Bird by Bird: Some Instructions on Writing and Life by Anne Lamott

Though this is a guide intended for writers, I found this full of lessons that are applicable to my work as a designer.

You write a shitty first draft of it and you sound it out, and you leave in those lines that ring true and take out the rest. I wish there were an easier, softer way, a shortcut, but this is the nature of most good writing: that you find out things as you go along. Then you go back and rewrite.

I love her notion of a "shitty first draft". The first draft of anything - a book, a site design, an illustration - will 100% of the time be crap, and it's always reassuring to know that everyone deals with this. Get through the first draft, and it will improve and become clear each time you learn more and iterate.

If your character suddenly pulls a half-eaten carrot out of her pocket, let her. Later you can ask yourself if this rings true. Train yourself to hear that small inner voice. Most people's intuitions are drowned out by folk sayings. We have a moment of real feeling or insight, and then we come up with a folk saying that captures the insight in a kind of wash. The intuition may be real and ripe, fresh with possibilities, but the folk saying is guaranteed to be a cliche, stale, and self-contained.

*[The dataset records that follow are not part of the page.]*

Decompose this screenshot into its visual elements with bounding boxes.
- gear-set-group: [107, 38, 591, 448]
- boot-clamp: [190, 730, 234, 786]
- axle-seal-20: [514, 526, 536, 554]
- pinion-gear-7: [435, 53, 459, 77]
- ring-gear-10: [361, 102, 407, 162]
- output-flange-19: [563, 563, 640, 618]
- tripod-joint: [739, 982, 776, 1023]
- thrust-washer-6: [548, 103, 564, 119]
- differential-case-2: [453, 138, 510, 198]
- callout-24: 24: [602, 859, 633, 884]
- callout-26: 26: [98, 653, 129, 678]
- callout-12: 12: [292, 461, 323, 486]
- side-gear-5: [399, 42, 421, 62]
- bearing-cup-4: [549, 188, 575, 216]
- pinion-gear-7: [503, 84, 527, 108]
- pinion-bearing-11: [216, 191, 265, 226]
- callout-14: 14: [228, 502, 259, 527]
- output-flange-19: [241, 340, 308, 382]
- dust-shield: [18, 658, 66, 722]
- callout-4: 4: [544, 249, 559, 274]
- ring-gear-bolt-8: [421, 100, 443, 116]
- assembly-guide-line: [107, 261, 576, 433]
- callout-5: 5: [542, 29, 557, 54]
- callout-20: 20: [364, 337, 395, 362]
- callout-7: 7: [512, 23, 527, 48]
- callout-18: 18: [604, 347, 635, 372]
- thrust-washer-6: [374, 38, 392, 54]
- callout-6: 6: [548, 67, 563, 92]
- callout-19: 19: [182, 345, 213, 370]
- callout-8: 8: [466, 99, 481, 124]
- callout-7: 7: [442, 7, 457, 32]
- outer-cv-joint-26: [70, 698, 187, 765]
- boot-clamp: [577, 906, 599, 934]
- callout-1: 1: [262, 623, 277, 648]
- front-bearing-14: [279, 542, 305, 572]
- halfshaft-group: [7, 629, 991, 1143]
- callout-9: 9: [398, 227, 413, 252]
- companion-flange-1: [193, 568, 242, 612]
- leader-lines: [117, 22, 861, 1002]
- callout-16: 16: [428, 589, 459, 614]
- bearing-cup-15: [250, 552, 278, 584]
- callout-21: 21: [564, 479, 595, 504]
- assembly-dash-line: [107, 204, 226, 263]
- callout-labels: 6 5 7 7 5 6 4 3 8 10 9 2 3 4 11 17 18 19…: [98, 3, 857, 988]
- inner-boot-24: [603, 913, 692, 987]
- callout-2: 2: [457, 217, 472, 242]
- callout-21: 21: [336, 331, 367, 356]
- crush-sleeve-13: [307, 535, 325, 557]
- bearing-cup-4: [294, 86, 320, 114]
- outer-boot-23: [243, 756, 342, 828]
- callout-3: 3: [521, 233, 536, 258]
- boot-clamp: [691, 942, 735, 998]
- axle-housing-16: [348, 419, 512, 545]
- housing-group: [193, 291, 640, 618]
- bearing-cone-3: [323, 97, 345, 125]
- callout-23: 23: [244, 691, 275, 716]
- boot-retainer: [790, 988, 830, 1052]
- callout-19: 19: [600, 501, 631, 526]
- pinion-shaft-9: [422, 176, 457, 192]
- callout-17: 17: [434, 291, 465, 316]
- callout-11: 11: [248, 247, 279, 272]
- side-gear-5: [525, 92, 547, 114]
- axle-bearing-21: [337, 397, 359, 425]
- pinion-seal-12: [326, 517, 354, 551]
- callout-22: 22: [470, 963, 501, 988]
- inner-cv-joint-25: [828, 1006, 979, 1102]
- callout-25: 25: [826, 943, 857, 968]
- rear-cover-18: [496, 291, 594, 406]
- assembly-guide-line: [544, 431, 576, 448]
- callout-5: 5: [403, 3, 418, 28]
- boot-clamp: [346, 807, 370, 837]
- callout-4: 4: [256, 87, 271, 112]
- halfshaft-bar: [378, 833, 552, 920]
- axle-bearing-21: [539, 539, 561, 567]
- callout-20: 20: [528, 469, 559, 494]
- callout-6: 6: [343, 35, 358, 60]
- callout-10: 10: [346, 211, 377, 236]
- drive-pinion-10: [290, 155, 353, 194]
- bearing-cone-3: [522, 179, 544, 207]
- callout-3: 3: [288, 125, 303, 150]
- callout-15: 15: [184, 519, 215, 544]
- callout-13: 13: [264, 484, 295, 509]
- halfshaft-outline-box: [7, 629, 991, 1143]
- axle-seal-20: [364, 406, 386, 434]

I see the design-equivalent of this as taking inspiration from what is there vs. blindly following trends. Trends followed just for the sake of being the "cool thing to do" right now will feel inauthentic to your customers, and will become dated shortly after you launch (and maybe even before, and then, well, good luck getting out of that hole).

I am suggesting that there may be someone out in the world...who will read your finished drafts and give you an honest critique, let you know what does and doesn't work, give you some suggestions on things you might take out or things on which you need to elaborate, ways in which to make your piece stronger.

It's really never too early to get feedback on your work - the earlier you get it, the stronger your work will become. Even seek out those from outside the design field. They will bring a new perspective and will be able to point out flaws. Even if they can't necessarily articulate the reasoning in design terms - you can put it in design terms later and use that to dig into the root of why the design may or may not be working.